Many of today’s most prolific designers are actively turning to camp fashion to inspire their collections and runway shows. Moschino’s Jeremy Scott is perhaps one of the most well-known figures who frequently channels camp. From McDonald’s to Barbie to The Sims, Scott regularly pulls from mass consumer culture to influence his designs. Balenciaga is another fashion house known for its penchant for all things camp, like its platform crocs, fanny packs, and Ikea-inspired tote bags.

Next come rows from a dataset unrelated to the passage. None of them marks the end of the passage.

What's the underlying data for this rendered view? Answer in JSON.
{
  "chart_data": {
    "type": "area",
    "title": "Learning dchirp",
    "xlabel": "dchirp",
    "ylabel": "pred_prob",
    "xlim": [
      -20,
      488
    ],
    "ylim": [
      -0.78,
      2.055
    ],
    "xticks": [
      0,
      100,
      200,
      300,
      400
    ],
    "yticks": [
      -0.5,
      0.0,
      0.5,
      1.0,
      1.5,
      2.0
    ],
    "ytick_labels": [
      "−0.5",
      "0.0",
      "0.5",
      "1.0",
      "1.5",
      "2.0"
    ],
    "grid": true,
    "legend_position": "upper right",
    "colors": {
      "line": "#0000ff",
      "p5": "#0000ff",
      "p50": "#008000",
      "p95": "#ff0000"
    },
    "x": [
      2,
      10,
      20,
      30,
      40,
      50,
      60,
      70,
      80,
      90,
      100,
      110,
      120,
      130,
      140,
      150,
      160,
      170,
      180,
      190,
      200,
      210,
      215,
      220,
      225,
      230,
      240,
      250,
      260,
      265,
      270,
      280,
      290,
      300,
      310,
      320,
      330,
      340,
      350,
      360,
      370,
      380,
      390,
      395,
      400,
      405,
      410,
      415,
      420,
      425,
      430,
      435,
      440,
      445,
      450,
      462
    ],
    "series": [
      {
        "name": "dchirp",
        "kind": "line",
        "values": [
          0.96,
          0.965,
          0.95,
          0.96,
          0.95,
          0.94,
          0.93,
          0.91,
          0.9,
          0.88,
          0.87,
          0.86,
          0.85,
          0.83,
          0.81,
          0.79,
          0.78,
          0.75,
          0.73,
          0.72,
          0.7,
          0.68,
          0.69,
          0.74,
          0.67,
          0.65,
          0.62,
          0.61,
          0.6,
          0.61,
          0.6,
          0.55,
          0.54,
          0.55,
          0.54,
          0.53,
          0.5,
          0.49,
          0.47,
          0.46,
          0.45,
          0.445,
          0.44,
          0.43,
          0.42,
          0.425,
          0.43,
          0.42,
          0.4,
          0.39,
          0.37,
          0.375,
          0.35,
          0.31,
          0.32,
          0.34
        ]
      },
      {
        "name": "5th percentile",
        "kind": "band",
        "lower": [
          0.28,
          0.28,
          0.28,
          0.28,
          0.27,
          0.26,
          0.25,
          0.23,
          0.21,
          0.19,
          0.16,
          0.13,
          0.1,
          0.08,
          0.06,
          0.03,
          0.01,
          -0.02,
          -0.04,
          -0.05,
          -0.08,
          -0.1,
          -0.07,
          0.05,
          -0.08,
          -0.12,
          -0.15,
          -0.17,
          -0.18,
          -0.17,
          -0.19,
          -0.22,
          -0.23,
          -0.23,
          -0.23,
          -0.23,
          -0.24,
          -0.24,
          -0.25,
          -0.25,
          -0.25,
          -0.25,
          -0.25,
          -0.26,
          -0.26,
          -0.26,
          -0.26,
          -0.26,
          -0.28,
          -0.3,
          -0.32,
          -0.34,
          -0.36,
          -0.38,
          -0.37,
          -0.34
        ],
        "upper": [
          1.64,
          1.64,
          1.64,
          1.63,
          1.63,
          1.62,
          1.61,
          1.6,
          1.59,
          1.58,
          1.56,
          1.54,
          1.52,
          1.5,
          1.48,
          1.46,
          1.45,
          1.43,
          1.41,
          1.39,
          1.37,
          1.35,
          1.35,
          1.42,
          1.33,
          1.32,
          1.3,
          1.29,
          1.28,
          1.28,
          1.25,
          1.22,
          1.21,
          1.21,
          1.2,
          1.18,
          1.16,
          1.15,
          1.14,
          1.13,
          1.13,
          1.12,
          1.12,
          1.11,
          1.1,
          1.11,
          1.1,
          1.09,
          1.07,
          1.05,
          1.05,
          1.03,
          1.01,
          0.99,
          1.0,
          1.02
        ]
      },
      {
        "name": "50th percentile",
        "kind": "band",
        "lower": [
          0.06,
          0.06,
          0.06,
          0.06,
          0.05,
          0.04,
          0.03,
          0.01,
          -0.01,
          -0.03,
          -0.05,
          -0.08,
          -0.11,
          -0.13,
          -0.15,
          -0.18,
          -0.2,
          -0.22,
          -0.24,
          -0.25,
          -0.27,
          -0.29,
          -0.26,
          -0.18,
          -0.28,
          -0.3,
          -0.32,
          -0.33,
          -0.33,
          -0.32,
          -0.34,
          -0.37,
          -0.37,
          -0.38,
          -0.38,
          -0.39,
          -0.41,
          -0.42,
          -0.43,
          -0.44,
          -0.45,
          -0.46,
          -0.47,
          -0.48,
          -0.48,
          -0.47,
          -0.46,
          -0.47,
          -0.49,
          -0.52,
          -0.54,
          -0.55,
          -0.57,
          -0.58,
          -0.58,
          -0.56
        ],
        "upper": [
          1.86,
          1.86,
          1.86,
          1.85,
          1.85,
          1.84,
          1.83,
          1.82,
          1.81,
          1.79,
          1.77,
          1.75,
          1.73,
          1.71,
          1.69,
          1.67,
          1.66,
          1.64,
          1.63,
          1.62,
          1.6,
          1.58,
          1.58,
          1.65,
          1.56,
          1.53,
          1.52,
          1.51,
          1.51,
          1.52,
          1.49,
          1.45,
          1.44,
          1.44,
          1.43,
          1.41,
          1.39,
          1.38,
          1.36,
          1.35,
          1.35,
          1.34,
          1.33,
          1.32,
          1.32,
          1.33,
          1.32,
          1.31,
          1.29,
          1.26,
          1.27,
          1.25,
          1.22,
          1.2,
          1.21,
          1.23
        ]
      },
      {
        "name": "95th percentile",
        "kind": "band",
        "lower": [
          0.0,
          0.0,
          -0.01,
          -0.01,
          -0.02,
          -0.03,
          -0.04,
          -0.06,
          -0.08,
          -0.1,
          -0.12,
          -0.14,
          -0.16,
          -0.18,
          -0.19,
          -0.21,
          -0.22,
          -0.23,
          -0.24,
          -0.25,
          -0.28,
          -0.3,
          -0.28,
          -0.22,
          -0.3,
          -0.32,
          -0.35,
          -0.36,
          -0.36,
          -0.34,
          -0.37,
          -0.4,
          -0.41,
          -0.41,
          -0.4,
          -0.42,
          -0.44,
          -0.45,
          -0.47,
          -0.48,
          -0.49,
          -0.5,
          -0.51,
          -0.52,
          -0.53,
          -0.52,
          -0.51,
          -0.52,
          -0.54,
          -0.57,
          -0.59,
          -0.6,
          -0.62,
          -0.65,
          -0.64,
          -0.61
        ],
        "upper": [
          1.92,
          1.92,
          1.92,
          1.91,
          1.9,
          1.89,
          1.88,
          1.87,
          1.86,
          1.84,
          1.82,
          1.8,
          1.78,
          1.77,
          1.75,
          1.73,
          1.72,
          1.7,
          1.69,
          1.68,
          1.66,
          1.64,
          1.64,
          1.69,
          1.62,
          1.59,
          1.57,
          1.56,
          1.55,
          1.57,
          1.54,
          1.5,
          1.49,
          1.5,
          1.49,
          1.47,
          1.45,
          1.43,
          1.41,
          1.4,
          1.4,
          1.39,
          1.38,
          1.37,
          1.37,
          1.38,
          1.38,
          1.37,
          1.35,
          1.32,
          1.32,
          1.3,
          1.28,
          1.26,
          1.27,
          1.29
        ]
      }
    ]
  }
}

A notable camp runway moment came back in February 2018, when Gucci sent models strutting down the catwalk holding their own severed heads. Fittingly enough, Met Gala co-chairs Styles and Michele recently collaborated on a campy campaign that featured literal chickens (and plenty of other animals, too) for a menswear collection. Virgil Abloh for Off-White is yet another designer who unapologetically employs camp influences in his designs. His signature use of quotation marks, for example, adds an ironic twist to what would otherwise be a standard sweatshirt or a pair of sneakers.
What Are Examples Of Camp Fashion In Pop Culture?
Of course, camp fashion has reached well beyond the confines of fashion runways and magazine spreads. It's been a popular source of style inspiration on red carpets for decades. Take, for example, the infamous "meat dress" Lady Gaga wore to the 2010 MTV Video Music Awards. Janelle Monáe is an equally prolific style icon whose wardrobe — from the tailored tuxedos to the school girl-inspired babydoll dresses — is bursting with camp motifs. And for the sake of a good throwback, who can forget Björk sporting a Marjan Pejoski swan dress — complete with an actual egg that she "hatched" — on the red carpet at the 2001 Academy Awards?
In recent Met Gala history, we've seen endless camp moments even when it wasn't an explicit thematic element. In 2015, when the theme was "China: Through The Looking Glass," Sarah Jessica Parker stepped out in an H&M ensemble topped off with a custom Philip Treacy headpiece that resembled a live fire. At the event in 2017, Solange looked extra campy — and cozy — in a couture puffer jacket by Thom Browne. And in 2018, Rihanna stole the show, channeling a sexy Pope in a custom Maison Margiela by John Galliano to commemorate the theme, "Heavenly Bodies: Fashion and the Catholic Imagination."
What Is Susan Sontag’s “Camp: Notes on Fashion” Essay About?
Sontag's landmark essay was published in 1964 and now, 55 years later, it's being celebrated as the seminal literary work on the topic of camp fashion. Part of what makes her commentary so significant is that she found a way to describe a burgeoning, flamboyant sensibility that was still under-the-radar at the time. In 2019, camp is practically everywhere and defines so much of our daily lives. Sontag was nothing short of a fortune teller.
"The essence of Camp is its love of the unnatural: of artifice and exaggeration," she writes in her essay. "Camp is esoteric… something of a private code, a badge of identity even among small urban cliques… I am strongly drawn to Camp, and almost as strongly offended by it."
That conflicting mix of attraction and displeasure is what makes camp fashion such a paradox. It can simultaneously be beautiful and overwhelmingly tacky. Sontag's definition of camp has typically been summed up as failed seriousness. "The whole point of Camp is to dethrone the serious," Sontag explains. "Camp is playful, anti-serious. More precisely, Camp involves a new, more complex relation to ‘the serious.’ One can be serious about the frivolous, frivolous about the serious."